PDF(Pubmed)
Abstract:
Seaweeds are colonized by a microbial community, which can be directly linked to their performance. This community is shaped by an interplay of stochastic and deterministic processes, including mechanisms which the holobiont host deploys to manipulate its associated microbiota. The Anna Karenina principle predicts that when a holobiont is exposed to suboptimal or stressful conditions, these host mechanisms may be compromised. This leads to a relative increase of stochastic processes that may potentially result in the succession of a microbial community harmful to the host. Based on this principle, we used the variability in microbial communities (i.e., beta diversity) as a proxy for stability within the invasive holobiont Gracilaria vermiculophylla during a simulated invasion in a common garden experiment.

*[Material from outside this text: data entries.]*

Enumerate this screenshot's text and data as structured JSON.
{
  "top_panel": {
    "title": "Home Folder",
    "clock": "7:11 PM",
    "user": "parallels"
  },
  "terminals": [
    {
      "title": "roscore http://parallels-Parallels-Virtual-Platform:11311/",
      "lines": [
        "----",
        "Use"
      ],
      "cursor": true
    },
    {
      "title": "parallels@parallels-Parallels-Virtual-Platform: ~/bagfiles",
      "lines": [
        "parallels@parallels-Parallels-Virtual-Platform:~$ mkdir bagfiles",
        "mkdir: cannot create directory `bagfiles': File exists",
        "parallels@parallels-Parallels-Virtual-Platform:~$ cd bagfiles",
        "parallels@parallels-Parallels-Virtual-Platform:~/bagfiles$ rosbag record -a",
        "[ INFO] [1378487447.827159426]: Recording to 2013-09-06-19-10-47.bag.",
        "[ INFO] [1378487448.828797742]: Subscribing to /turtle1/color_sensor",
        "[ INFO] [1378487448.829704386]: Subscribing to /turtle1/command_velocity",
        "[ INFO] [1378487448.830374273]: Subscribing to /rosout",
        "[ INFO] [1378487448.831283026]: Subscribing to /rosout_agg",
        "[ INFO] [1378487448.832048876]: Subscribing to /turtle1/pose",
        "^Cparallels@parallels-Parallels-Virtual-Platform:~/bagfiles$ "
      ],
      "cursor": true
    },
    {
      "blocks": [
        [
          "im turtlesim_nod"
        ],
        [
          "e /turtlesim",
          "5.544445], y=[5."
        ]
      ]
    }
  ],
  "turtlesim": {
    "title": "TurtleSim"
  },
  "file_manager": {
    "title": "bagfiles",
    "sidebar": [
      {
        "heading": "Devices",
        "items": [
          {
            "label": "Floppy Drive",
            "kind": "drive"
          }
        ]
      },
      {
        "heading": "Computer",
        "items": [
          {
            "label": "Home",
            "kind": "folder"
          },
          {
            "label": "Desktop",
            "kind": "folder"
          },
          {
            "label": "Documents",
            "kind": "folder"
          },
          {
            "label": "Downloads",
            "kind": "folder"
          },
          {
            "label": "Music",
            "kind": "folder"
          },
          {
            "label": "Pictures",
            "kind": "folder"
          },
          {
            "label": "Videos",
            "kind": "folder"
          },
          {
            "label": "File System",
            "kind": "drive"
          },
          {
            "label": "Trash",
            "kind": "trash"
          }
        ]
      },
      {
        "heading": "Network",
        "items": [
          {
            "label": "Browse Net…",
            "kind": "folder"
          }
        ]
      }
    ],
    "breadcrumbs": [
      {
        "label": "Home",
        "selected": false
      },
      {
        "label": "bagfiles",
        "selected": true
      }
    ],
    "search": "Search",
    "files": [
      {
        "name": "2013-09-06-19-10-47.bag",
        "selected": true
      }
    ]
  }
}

Independent of host range, host performance declined at elevated temperature (22°C) and disease incidence and beta diversity increased. Under thermally stressful conditions, beta diversity increased more in epibiota from native populations, suggesting that epibiota from non-native holobionts are thermally more stable. This pattern reflects an increase in deterministic processes acting on epibiota associated with non-native hosts, which in the setting of a common garden can be assumed to originate from the host itself. Therefore, these experimental data suggest that the invasion process may have selected for hosts better able to maintain stable microbiota during stress. Future studies are needed to identify the underlying host mechanisms.
摘要:
海藻被微生物群落定植,这可以直接与他们的表现联系起来。这个社区是由随机和确定性过程的相互作用形成的,包括holobiont宿主部署来操纵其相关微生物群的机制。安娜·卡列尼娜原理预测,当一个完整的人暴露在次优或压力条件下,这些主机机制可能会受到损害。这导致随机过程的相对增加,这可能潜在地导致对宿主有害的微生物群落的演替。基于这个原则,我们使用了微生物群落的变异性(即,β多样性)作为在普通花园实验中模拟入侵过程中侵入性完整的龙须菜内部稳定性的代表。独立于主机范围,在升高的温度(22°C)下,宿主性能下降,疾病发生率和β多样性增加。在热应力条件下,β多样性在本地种群的表观生物群中增加更多,表明来自非天然全生物的表生物群在热上更稳定。这种模式反映了作用于与非本地宿主相关的表观生物群的确定性过程的增加,在公共花园的设置中,可以假定它来自宿主本身。因此,这些实验数据表明,入侵过程可能选择了能够在应激期间更好地保持稳定微生物群的宿主。需要进一步的研究来确定潜在的宿主机制。